The following activities related to the Cloud API Platform are prohibited:

• Credit manipulation: Exploiting billing logic, replay attacks, or manipulating token counts to avoid or reduce credit charges
• API key sharing: Sharing, reselling, or distributing your HexaClaw API keys to third parties outside your organization
• Provider terms violation: Using the Cloud API Platform to circumvent Third-Party Provider acceptable use policies or terms of service
• Harmful content generation: Using image generation, text generation, or other AI services to create content that is illegal, sexually exploitative of minors, promotes violence, or violates applicable law
• Browser automation abuse: Using browser automation sessions for credential stuffing, scraping protected content, conducting attacks against third-party websites, or any activity that violates the Browserbase acceptable use policy
• Competitive extraction: Systematically querying the Cloud API Platform to benchmark, replicate, or reverse engineer Third-Party Provider model capabilities for the purpose of building a competing service
• BYOK misuse: Using the Bring Your Own Key feature to route traffic through HexaClaw in violation of your own Third-Party Provider agreement, or using BYOK to obscure the origin of prohibited requests

To ensure service quality for all users, the following fair use guidelines apply:

• Cloud API Platform usage must stay within your plan's rate limits: Trial (30 requests/min, 500/day, 3 concurrent), Pro (60 requests/min, 2,000/day, 5 concurrent), Max (120 requests/min, 10,000/day, 10 concurrent).
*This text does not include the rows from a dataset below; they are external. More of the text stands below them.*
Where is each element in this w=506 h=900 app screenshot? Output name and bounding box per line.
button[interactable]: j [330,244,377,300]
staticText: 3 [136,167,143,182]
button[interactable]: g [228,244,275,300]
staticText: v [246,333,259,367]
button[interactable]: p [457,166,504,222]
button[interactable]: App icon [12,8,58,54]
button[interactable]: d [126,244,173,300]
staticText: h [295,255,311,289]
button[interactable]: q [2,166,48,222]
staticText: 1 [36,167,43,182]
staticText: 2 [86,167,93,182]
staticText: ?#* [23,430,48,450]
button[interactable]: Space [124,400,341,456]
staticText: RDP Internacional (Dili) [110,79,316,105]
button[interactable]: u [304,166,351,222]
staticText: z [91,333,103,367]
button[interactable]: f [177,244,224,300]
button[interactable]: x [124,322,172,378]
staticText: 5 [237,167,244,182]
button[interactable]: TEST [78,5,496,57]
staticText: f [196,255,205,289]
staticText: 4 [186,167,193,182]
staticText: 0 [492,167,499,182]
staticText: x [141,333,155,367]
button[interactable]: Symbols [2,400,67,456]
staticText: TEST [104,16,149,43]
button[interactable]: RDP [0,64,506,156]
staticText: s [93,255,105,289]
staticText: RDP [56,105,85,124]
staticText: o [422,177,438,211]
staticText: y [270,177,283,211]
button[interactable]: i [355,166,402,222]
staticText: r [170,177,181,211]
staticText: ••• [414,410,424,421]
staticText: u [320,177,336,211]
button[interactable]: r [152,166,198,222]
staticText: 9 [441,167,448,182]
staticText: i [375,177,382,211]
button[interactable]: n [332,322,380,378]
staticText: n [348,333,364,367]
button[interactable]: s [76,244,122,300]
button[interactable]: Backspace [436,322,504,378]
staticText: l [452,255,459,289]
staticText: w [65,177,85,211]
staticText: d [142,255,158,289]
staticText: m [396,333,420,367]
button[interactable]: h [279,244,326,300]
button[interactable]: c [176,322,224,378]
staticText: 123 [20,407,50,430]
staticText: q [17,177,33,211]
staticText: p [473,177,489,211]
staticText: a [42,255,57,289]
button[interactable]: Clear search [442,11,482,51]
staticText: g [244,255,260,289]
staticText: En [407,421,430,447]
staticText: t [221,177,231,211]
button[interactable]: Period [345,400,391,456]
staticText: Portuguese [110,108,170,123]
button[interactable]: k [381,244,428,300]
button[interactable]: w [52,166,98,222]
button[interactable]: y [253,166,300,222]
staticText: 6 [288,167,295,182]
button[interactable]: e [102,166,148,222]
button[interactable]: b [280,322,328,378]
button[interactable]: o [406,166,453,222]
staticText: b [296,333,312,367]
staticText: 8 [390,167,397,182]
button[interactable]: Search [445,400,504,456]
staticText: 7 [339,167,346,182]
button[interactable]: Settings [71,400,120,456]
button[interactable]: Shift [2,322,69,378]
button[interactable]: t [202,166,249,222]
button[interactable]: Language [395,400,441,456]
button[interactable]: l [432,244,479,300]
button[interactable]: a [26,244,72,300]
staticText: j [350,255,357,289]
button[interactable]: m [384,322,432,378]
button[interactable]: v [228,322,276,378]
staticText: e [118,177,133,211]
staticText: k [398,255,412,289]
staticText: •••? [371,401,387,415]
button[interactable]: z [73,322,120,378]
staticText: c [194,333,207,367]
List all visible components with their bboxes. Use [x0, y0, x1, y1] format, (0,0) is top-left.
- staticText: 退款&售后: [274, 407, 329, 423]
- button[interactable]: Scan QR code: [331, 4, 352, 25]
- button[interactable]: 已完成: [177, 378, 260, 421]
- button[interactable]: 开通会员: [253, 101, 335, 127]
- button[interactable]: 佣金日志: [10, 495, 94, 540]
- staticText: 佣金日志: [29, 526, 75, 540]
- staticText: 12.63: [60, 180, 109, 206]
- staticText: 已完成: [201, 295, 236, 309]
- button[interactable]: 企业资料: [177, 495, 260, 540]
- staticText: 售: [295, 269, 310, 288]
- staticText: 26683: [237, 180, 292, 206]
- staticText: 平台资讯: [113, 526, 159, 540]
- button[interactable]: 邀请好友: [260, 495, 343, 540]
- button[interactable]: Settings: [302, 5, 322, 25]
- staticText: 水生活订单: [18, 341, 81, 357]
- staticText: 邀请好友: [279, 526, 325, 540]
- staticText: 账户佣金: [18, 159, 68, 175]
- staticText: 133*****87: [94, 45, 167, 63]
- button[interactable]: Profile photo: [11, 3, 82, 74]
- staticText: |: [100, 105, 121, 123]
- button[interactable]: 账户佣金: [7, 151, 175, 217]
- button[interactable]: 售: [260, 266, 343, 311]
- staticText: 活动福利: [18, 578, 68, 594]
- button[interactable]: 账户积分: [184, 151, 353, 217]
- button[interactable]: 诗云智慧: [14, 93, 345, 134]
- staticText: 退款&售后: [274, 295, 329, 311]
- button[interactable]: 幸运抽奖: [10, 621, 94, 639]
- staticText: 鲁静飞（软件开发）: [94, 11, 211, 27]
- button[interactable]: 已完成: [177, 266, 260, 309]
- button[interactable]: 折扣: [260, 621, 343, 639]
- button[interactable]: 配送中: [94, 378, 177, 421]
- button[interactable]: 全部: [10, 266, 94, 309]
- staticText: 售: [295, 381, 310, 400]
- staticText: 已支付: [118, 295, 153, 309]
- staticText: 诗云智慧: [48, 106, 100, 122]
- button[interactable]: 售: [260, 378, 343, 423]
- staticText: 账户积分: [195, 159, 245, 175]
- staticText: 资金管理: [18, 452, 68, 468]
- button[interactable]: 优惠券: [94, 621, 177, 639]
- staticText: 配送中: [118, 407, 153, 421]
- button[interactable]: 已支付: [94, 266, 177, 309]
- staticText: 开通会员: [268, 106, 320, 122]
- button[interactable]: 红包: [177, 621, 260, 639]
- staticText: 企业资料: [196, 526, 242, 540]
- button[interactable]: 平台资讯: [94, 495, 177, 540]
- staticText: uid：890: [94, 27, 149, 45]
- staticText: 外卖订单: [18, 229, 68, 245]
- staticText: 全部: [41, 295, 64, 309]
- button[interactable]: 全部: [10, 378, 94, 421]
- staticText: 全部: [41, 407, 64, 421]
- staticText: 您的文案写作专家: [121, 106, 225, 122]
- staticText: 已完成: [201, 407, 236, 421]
Enterprise limits are set per agreement.
• Daily spending caps apply per tier: Trial (200 credits), Pro (500 credits), Max (1,500 credits). These caps protect against runaway usage.
• Browser automation sessions are intended for interactive web tasks, not as a general-purpose proxy or tunnel
• Automated or scripted access to the Service must comply with documented API guidelines
• Bulk operations that degrade service for other users may be throttled or suspended

We support good-faith security research. If you discover a vulnerability in HexaClaw:

• Report it through our Vulnerability Disclosure Program
• Do not exploit vulnerabilities beyond what is necessary to demonstrate the issue
• Do not access, modify, or delete other users' data
• Allow reasonable time for remediation before public disclosure

Good-faith security research conducted in accordance with our Security & Vulnerability Disclosure page is exempt from the prohibitions in Section 3, provided it is reported responsibly.

Violations of this AUP may result in enforcement actions at our discretion, following a graduated approach:

1. Warning: Written notice of the violation with a request to cease the prohibited activity. A reasonable timeframe for compliance will be provided.
2. Suspension: Temporary suspension of account access or specific features. You will be notified of the duration and conditions for reinstatement.
3. Termination: Permanent termination of your account and license. Applies to severe or repeated violations, or activities that pose immediate risk to other users or our infrastructure.

We reserve the right to skip steps in this process for severe violations that pose immediate risk, including but not limited to: distribution of malware, active exploitation of vulnerabilities, or credential harvesting.

Terminated accounts are not eligible for refunds except as required by applicable law.